Fig. 2:Topo:Estrutura molecular de um par de íons de contato consistindo de fosfato de dimetila (DMP) e um íon de magnésio Mg2 embebido em água. As setas marcam os alongamentos das ligações fósforo-oxigênio na vibração de alongamento PO2 assimétrico. Abaixo:espectros de infravermelho bidimensional (2D-IR) da vibração de alongamento PO2 assimétrica medida em um tempo de espera T =500 fs após a excitação vibracional. A resposta vibracional é mostrada em função da excitação infravermelha e das frequências de detecção e consiste em um componente P1 das moléculas DMP sem um íon de magnésio na vizinhança e na contribuição P2 dos pares de íons de contato. Este último é deslocado para frequências mais altas devido à interação entre PO2- e Mg2. Crédito:MBI Berlin
Em uma publicação recente, pesquisadores do Instituto Max Born (MBI) demonstram que as vibrações de grupos de fosfato representam sondas sensíveis e não invasivas de geometrias de íons em um ambiente aquático. Dimetilfosfato (DMP, (CH 3 O) 2PO 2- ), um sistema modelo estabelecido para a estrutura do DNA e RNA, foi preparado em água líquida com um excesso de Mg 2+ íons (Figura 2, topo) e estudado por espectroscopia vibracional não linear no domínio do tempo femtossegundo (1 fs =10 -15 s). Os experimentos fazem uso de espectroscopia infravermelha bidimensional (2-D-IR), um método mais sofisticado para analisar as interações iônicas e estruturas na escala de tempo intrínseca de movimentos moleculares flutuantes.

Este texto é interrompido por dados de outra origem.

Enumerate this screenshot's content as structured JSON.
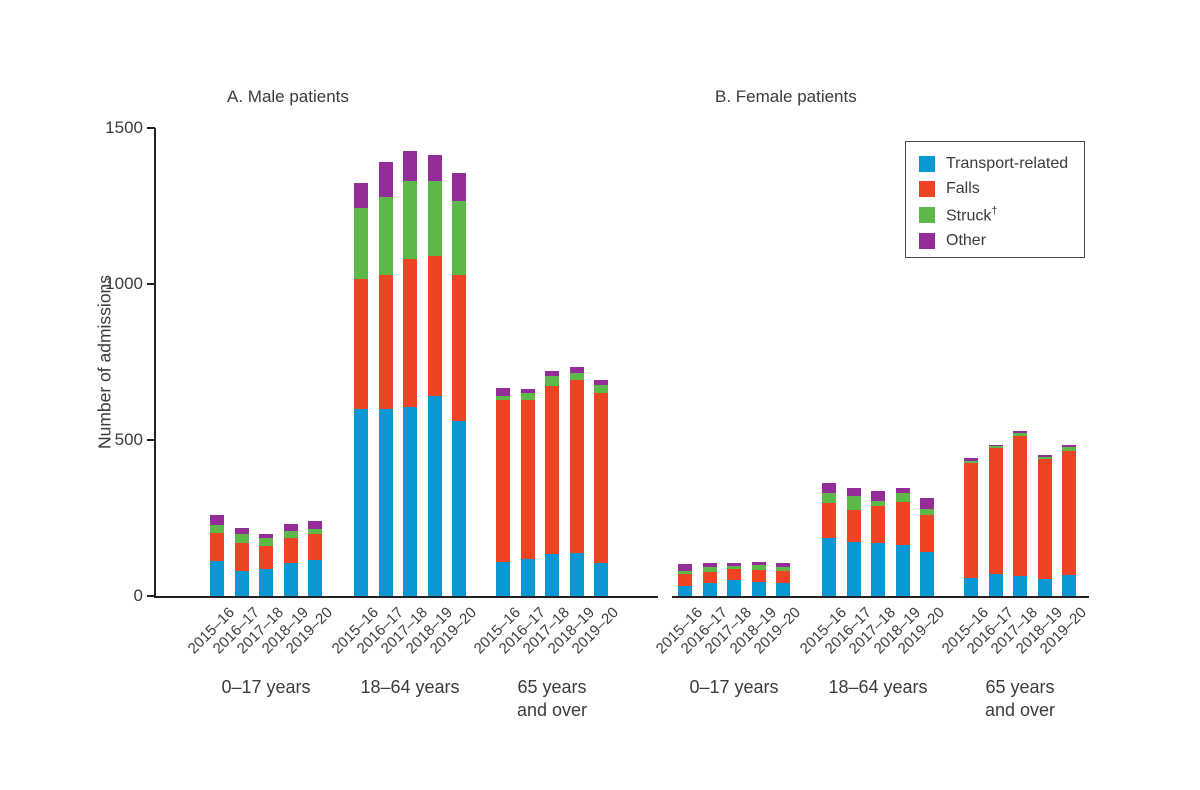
{
  "figure": {
    "background": "#ffffff",
    "axis_color": "#231f20",
    "text_color": "#3b3b3b"
  },
  "legend": {
    "items": [
      {
        "label": "Transport-related",
        "color": "#0998d4"
      },
      {
        "label": "Falls",
        "color": "#ee4423"
      },
      {
        "label": "Struck†",
        "color": "#5bb849"
      },
      {
        "label": "Other",
        "color": "#942d97"
      }
    ]
  },
  "chart_data": {
    "type": "bar",
    "stacked": true,
    "ylabel": "Number of admissions",
    "ylim": [
      0,
      1500
    ],
    "yticks": [
      0,
      500,
      1000,
      1500
    ],
    "grid": false,
    "legend_position": "top-right-box",
    "x_years": [
      "2015–16",
      "2016–17",
      "2017–18",
      "2018–19",
      "2019–20"
    ],
    "age_groups": [
      "0–17 years",
      "18–64 years",
      "65 years\nand over"
    ],
    "series_names": [
      "Transport-related",
      "Falls",
      "Struck†",
      "Other"
    ],
    "panels": [
      {
        "label": "A. Male patients",
        "groups": [
          {
            "age_group": "0–17 years",
            "series": [
              {
                "name": "Transport-related",
                "values": [
                  112,
                  80,
                  86,
                  107,
                  115
                ]
              },
              {
                "name": "Falls",
                "values": [
                  91,
                  91,
                  74,
                  78,
                  83
                ]
              },
              {
                "name": "Struck†",
                "values": [
                  24,
                  27,
                  25,
                  24,
                  18
                ]
              },
              {
                "name": "Other",
                "values": [
                  32,
                  20,
                  15,
                  23,
                  25
                ]
              }
            ]
          },
          {
            "age_group": "18–64 years",
            "series": [
              {
                "name": "Transport-related",
                "values": [
                  600,
                  600,
                  607,
                  640,
                  560
                ]
              },
              {
                "name": "Falls",
                "values": [
                  415,
                  430,
                  473,
                  450,
                  470
                ]
              },
              {
                "name": "Struck†",
                "values": [
                  230,
                  250,
                  250,
                  240,
                  235
                ]
              },
              {
                "name": "Other",
                "values": [
                  80,
                  110,
                  95,
                  85,
                  90
                ]
              }
            ]
          },
          {
            "age_group": "65 years\nand over",
            "series": [
              {
                "name": "Transport-related",
                "values": [
                  108,
                  118,
                  134,
                  139,
                  107
                ]
              },
              {
                "name": "Falls",
                "values": [
                  520,
                  510,
                  540,
                  553,
                  543
                ]
              },
              {
                "name": "Struck†",
                "values": [
                  14,
                  22,
                  30,
                  24,
                  26
                ]
              },
              {
                "name": "Other",
                "values": [
                  24,
                  15,
                  16,
                  19,
                  16
                ]
              }
            ]
          }
        ]
      },
      {
        "label": "B. Female patients",
        "groups": [
          {
            "age_group": "0–17 years",
            "series": [
              {
                "name": "Transport-related",
                "values": [
                  32,
                  43,
                  51,
                  46,
                  43
                ]
              },
              {
                "name": "Falls",
                "values": [
                  38,
                  35,
                  35,
                  37,
                  38
                ]
              },
              {
                "name": "Struck†",
                "values": [
                  11,
                  16,
                  10,
                  16,
                  11
                ]
              },
              {
                "name": "Other",
                "values": [
                  21,
                  11,
                  9,
                  11,
                  15
                ]
              }
            ]
          },
          {
            "age_group": "18–64 years",
            "series": [
              {
                "name": "Transport-related",
                "values": [
                  185,
                  174,
                  169,
                  164,
                  142
                ]
              },
              {
                "name": "Falls",
                "values": [
                  112,
                  102,
                  120,
                  138,
                  118
                ]
              },
              {
                "name": "Struck†",
                "values": [
                  34,
                  45,
                  17,
                  27,
                  19
                ]
              },
              {
                "name": "Other",
                "values": [
                  30,
                  25,
                  29,
                  16,
                  35
                ]
              }
            ]
          },
          {
            "age_group": "65 years\nand over",
            "series": [
              {
                "name": "Transport-related",
                "values": [
                  57,
                  70,
                  64,
                  54,
                  67
                ]
              },
              {
                "name": "Falls",
                "values": [
                  370,
                  403,
                  449,
                  384,
                  399
                ]
              },
              {
                "name": "Struck†",
                "values": [
                  7,
                  8,
                  8,
                  7,
                  11
                ]
              },
              {
                "name": "Other",
                "values": [
                  8,
                  4,
                  9,
                  7,
                  7
                ]
              }
            ]
          }
        ]
      }
    ]
  }
}
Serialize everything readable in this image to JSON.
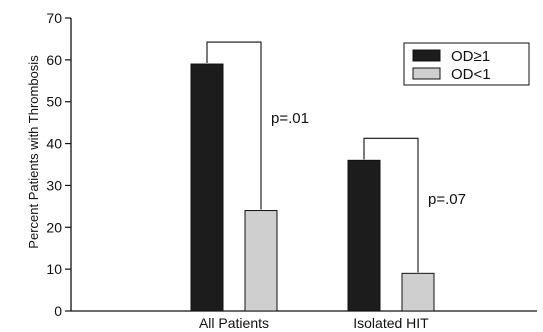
{
  "chart_data": {
    "type": "bar",
    "title": "",
    "ylabel": "Percent Patients with Thrombosis",
    "xlabel": "",
    "ylim": [
      0,
      70
    ],
    "yticks": [
      0,
      10,
      20,
      30,
      40,
      50,
      60,
      70
    ],
    "grid": false,
    "legend_position": "top-right",
    "categories": [
      "All Patients",
      "Isolated HIT"
    ],
    "series": [
      {
        "name": "OD≥1",
        "values": [
          59,
          36
        ],
        "color": "#1c1c1c"
      },
      {
        "name": "OD<1",
        "values": [
          24,
          9
        ],
        "color": "#cfcfcf"
      }
    ],
    "annotations": [
      {
        "category": "All Patients",
        "text": "p=.01"
      },
      {
        "category": "Isolated HIT",
        "text": "p=.07"
      }
    ]
  }
}
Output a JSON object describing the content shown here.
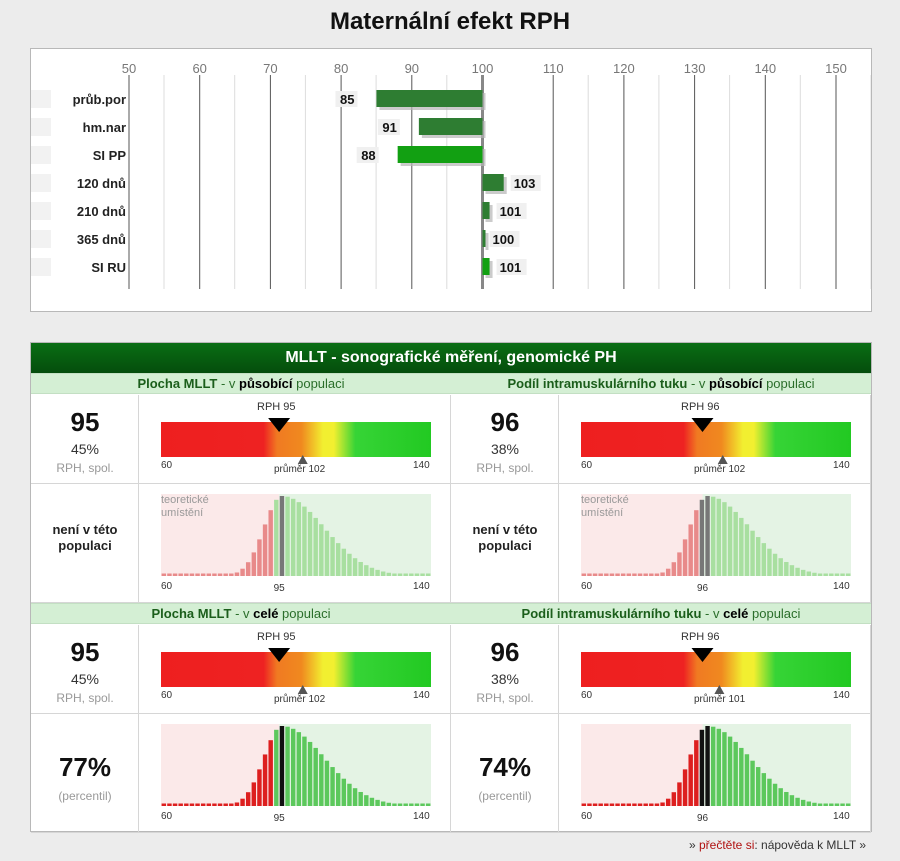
{
  "title": "Maternální efekt RPH",
  "bar_chart": {
    "axis_ticks": [
      "50",
      "60",
      "70",
      "80",
      "90",
      "100",
      "110",
      "120",
      "130",
      "140",
      "150"
    ],
    "rows": [
      {
        "label": "průb.por",
        "value": 85,
        "value_label": "85"
      },
      {
        "label": "hm.nar",
        "value": 91,
        "value_label": "91"
      },
      {
        "label": "SI PP",
        "value": 88,
        "value_label": "88"
      },
      {
        "label": "120 dnů",
        "value": 103,
        "value_label": "103"
      },
      {
        "label": "210 dnů",
        "value": 101,
        "value_label": "101"
      },
      {
        "label": "365 dnů",
        "value": 100,
        "value_label": "100"
      },
      {
        "label": "SI RU",
        "value": 101,
        "value_label": "101"
      }
    ]
  },
  "mllt": {
    "header": "MLLT - sonografické měření, genomické PH",
    "sections": [
      {
        "head_a": "Plocha MLLT",
        "head_b": " - v ",
        "head_c": "působící",
        "head_d": " populaci",
        "value": "95",
        "percent": "45%",
        "unit_label": "RPH, spol.",
        "rph_label": "RPH 95",
        "scale_min": "60",
        "scale_max": "140",
        "avg_label": "průměr 102",
        "left_note": "není v této populaci",
        "left_sub": "",
        "hist_note": "teoretické umístění",
        "hist_mid": "95",
        "hist_min": "60",
        "hist_max": "140"
      },
      {
        "head_a": "Podíl intramuskulárního tuku",
        "head_b": " - v ",
        "head_c": "působící",
        "head_d": " populaci",
        "value": "96",
        "percent": "38%",
        "unit_label": "RPH, spol.",
        "rph_label": "RPH 96",
        "scale_min": "60",
        "scale_max": "140",
        "avg_label": "průměr 102",
        "left_note": "není v této populaci",
        "left_sub": "",
        "hist_note": "teoretické umístění",
        "hist_mid": "96",
        "hist_min": "60",
        "hist_max": "140"
      },
      {
        "head_a": "Plocha MLLT",
        "head_b": " - v ",
        "head_c": "celé",
        "head_d": " populaci",
        "value": "95",
        "percent": "45%",
        "unit_label": "RPH, spol.",
        "rph_label": "RPH 95",
        "scale_min": "60",
        "scale_max": "140",
        "avg_label": "průměr 102",
        "left_note": "77%",
        "left_sub": "(percentil)",
        "hist_note": "",
        "hist_mid": "95",
        "hist_min": "60",
        "hist_max": "140"
      },
      {
        "head_a": "Podíl intramuskulárního tuku",
        "head_b": " - v ",
        "head_c": "celé",
        "head_d": " populaci",
        "value": "96",
        "percent": "38%",
        "unit_label": "RPH, spol.",
        "rph_label": "RPH 96",
        "scale_min": "60",
        "scale_max": "140",
        "avg_label": "průměr 101",
        "left_note": "74%",
        "left_sub": "(percentil)",
        "hist_note": "",
        "hist_mid": "96",
        "hist_min": "60",
        "hist_max": "140"
      }
    ],
    "rph_values": [
      95,
      96,
      95,
      96
    ],
    "avg_values": [
      102,
      102,
      102,
      101
    ]
  },
  "footer": {
    "prefix": "» ",
    "link_red": "přečtěte si",
    "link_rest": ": nápověda k MLLT",
    "suffix": " »"
  },
  "colors": {
    "bar_dark": "#2e7d32",
    "bar_bright": "#12a012",
    "header_green": "#0a6e14",
    "subhead_bg": "#d4efd4"
  }
}
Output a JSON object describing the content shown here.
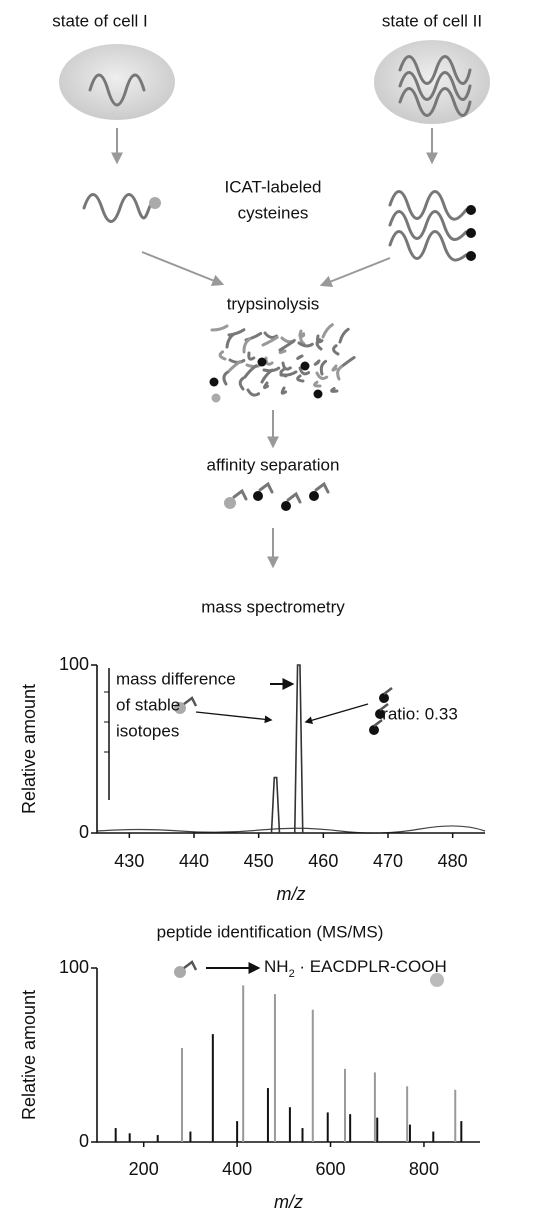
{
  "labels": {
    "cell_1": "state of cell I",
    "cell_2": "state of cell II",
    "icat": [
      "ICAT-labeled",
      "cysteines"
    ],
    "trypsinolysis": "trypsinolysis",
    "affinity": "affinity separation",
    "mass_spec": "mass spectrometry"
  },
  "chart_data": [
    {
      "type": "spectrum",
      "y_label": "Relative amount",
      "x_label": "m/z",
      "xlim": [
        425,
        485
      ],
      "xticks": [
        430,
        440,
        450,
        460,
        470,
        480
      ],
      "ylim": [
        0,
        100
      ],
      "yticks": [
        0,
        100
      ],
      "annotations": [
        "mass difference",
        "of stable",
        "isotopes",
        "ratio: 0.33"
      ],
      "series": [
        {
          "color": "#333333",
          "x": [
            452.6,
            456.2
          ],
          "values": [
            33,
            100
          ]
        }
      ]
    },
    {
      "type": "stick",
      "title": "peptide identification (MS/MS)",
      "y_label": "Relative amount",
      "x_label": "m/z",
      "xlim": [
        100,
        920
      ],
      "xticks": [
        200,
        400,
        600,
        800
      ],
      "ylim": [
        0,
        100
      ],
      "yticks": [
        0,
        100
      ],
      "sequence": [
        "NH",
        "2",
        " · EACDPLR-COOH"
      ],
      "series": [
        {
          "color": "#999999",
          "x": [
            282,
            413,
            481,
            562,
            631,
            695,
            764,
            867
          ],
          "values": [
            54,
            90,
            85,
            76,
            42,
            40,
            32,
            30
          ]
        },
        {
          "color": "#111111",
          "x": [
            140,
            170,
            230,
            300,
            348,
            400,
            466,
            513,
            540,
            594,
            642,
            700,
            770,
            820,
            880
          ],
          "values": [
            8,
            5,
            4,
            6,
            62,
            12,
            31,
            20,
            8,
            17,
            16,
            14,
            10,
            6,
            12
          ]
        }
      ]
    }
  ]
}
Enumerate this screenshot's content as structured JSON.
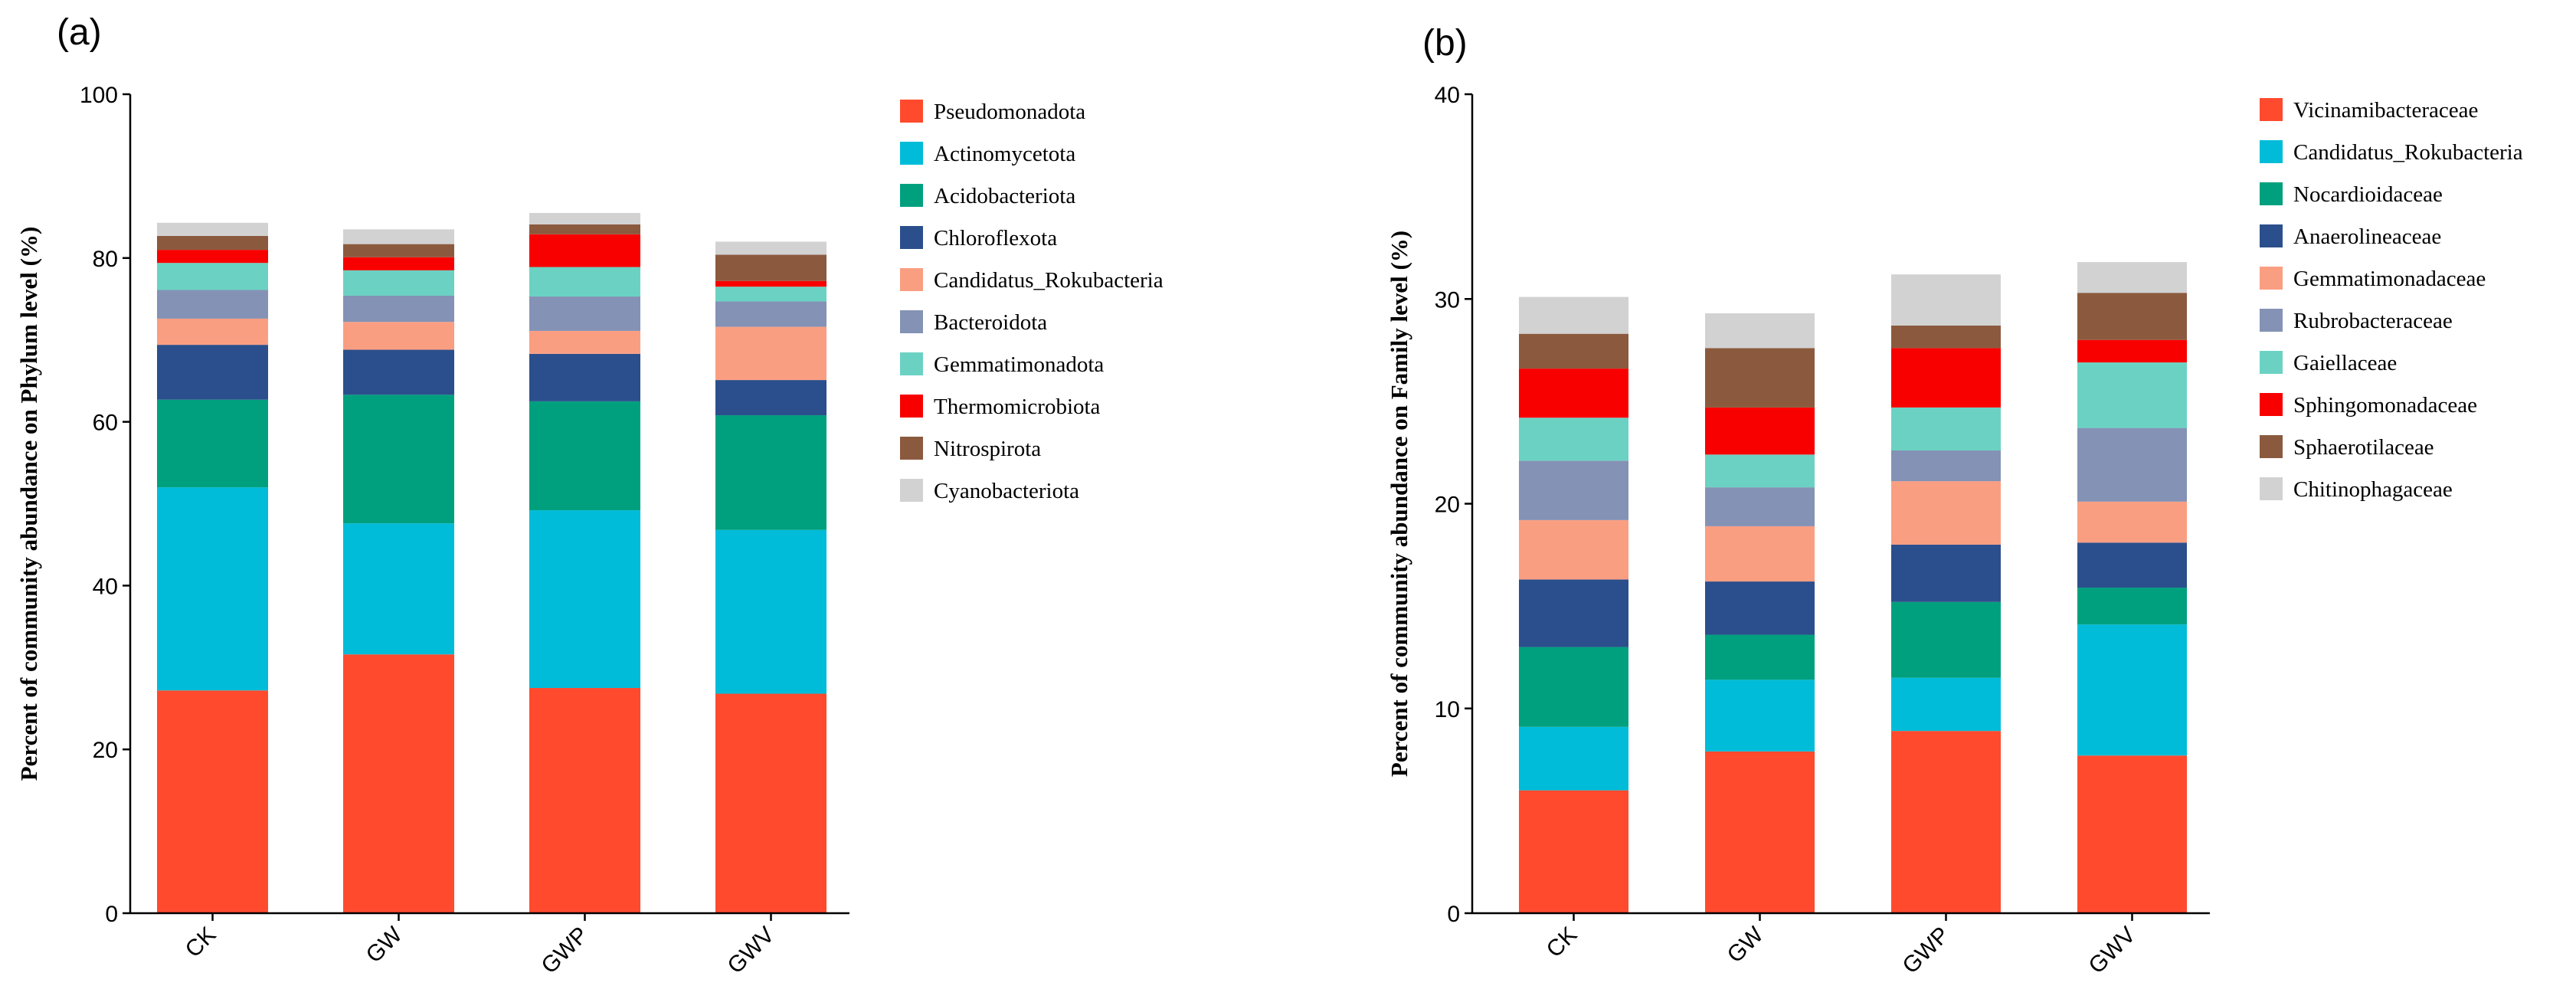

Os experimentos mapeiam Mg 2+ íons em contato direto com um PO 2- grupo por meio de um recurso distinto no espectro 2-D-IR (Figura 2, fundo). A interação com o Mg 2+ íon muda o PO assimétrico 2- alongamento da vibração para uma frequência que é maior do que na ausência de Mg 2+ íons. A forma de linha e a evolução temporal deste novo recurso revelam flutuações da geometria do par de íons de contato e a concha de água embutida em uma escala de tempo de centenas de femtossegundos, enquanto o próprio par de contato existe por muito mais tempo (~ 10 -6 s). Uma análise teórica aprofundada mostra que o equilíbrio sutil de forças eletrostáticas atrativas (Coulomb) e forças repulsivas devido à interação de troca mecânica quântica governam a posição de frequência da vibração de fosfato.
A capacidade da espectroscopia 2-D-IR de caracterizar a interação íon-fosfato de curto alcance em solução fornece uma nova ferramenta analítica que complementa as técnicas estruturais disponíveis atualmente. Uma extensão desta nova abordagem para DNA e RNA e seu ambiente iônico é mais promissora e espera-se que forneça novos insights sobre as forças que estabilizam as estruturas de equilíbrio e conduzem os processos de dobramento.